Le travail et la prostitution forcés font partie aussi des formes principales d’exploitation des ressortissants marocains parmi les étrangers, au Portugal, en Espagne et en Italie. Selon le département, «toutes les victimes nouvellement identifiées en Italie sont des ressortissants étrangers et des migrants sans papiers ; les demandeurs d’asile restent la majorité des victimes de la traite identifiées, la plupart étant originaires du Nigéria, du Pakistan et du Maroc».

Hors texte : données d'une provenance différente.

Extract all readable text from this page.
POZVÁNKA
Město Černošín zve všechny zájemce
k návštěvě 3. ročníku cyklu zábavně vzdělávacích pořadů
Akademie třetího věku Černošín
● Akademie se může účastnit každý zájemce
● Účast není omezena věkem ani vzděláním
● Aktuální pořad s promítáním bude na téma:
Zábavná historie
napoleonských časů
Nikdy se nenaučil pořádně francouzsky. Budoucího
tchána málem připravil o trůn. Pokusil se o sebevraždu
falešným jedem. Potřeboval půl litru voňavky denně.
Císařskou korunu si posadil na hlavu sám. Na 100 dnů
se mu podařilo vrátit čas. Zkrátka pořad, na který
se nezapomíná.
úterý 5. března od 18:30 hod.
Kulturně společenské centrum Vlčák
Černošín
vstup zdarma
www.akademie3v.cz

Au Liban, ce sont surtout des femmes parmi les ressortissants marocains qui se trouvent dans l’engrenage de l’exploitation. «Principalement originaires de Russie, d’Ukraine, de Biélorussie, de Moldavie, du Maroc et de Tunisie, elles entrent légalement au Liban pour travailler comme danseuses dans des boîtes de nuit grâce au programme libanais de visa d’artiste». Ce titre de séjour est valable trois mois et renouvelable une fois. Mais les conditions de ce visa «interdisent aux femmes étrangères travaillant dans ces boîtes de nuit de quitter l’hôtel où elles résident, sauf pour travailler dans les boîtes de nuit qui les parrainent». De ce fait, «les propriétaires de boîtes de nuit retiennent les passeports et les salaires des femmes et contrôlent leurs déplacements». «Les trafiquants exploitent également ces femmes par des abus physiques et sexuels et le travail domestique», note le rapport.

L’Arabie saoudite continue de figurer parmi les pays du Golfe où les étrangers, notamment marocains, sont concernés par le travail forcé, en plus de «pratiques esclavagistes» et de formes de trafic sexuel. Les victimes viennent aussi de pays d’Asie, d’Afrique et du Moyen-Orient, note le rapport.

Peu d’outils de protection au Maroc

Dans la partie consacrée à la situation au Maroc, le rapport du Département d’Etat a indiqué que le pays consentait des efforts, mais qu’il ne respectait pas encore les normes minimales pour éradiquer la traite. Le royaume est ainsi classé au deuxième niveau (jaune), qui comprend les pays dont les gouvernements ne respectent pas les normes minimales, mais font de grands efforts pour lutter contre la traite. C’est notamment ne cas pour l’Égypte, l’Irak, la Jordanie, le Sultanat d’Oman, le Qatar, l’Arabie saoudite, le Soudan, les Émirats, la Tunisie et la Turquie, entre autres.

Cependant, les efforts du Maroc sont encore mis à mal, par «manque de procédures proactives de prévention et d’identification», ce qui laisse notamment les migrants «vulnérables à des sanctions pour des actes illégaux imposés par des trafiquants», à l’image des tentatives de traversée frontalière en mer. Le rapport recommande de «finaliser et de mettre en œuvre des procédures systématiques et proactives pour identifier les victimes de la traite, en particulier parmi les groupes vulnérables de la population tels que les sans-papiers». Il a également recommandé de «fournir des services de protection adéquats aux victimes de toutes les formes de traite, y compris, mais sans s’y limiter, un abri, des services psychologiques et sociaux, une aide juridique et une assistance au rapatriement».

Le Département a recommandé aussi de «veiller à ce que les victimes ne soient pas punies pour des actes illégaux que les trafiquants les obligent à commettre, tels que les violations de lois sur l’immigration et la prostitution», en plus de «mener des campagnes de sensibilisation au niveau national pour lutter contre la traite».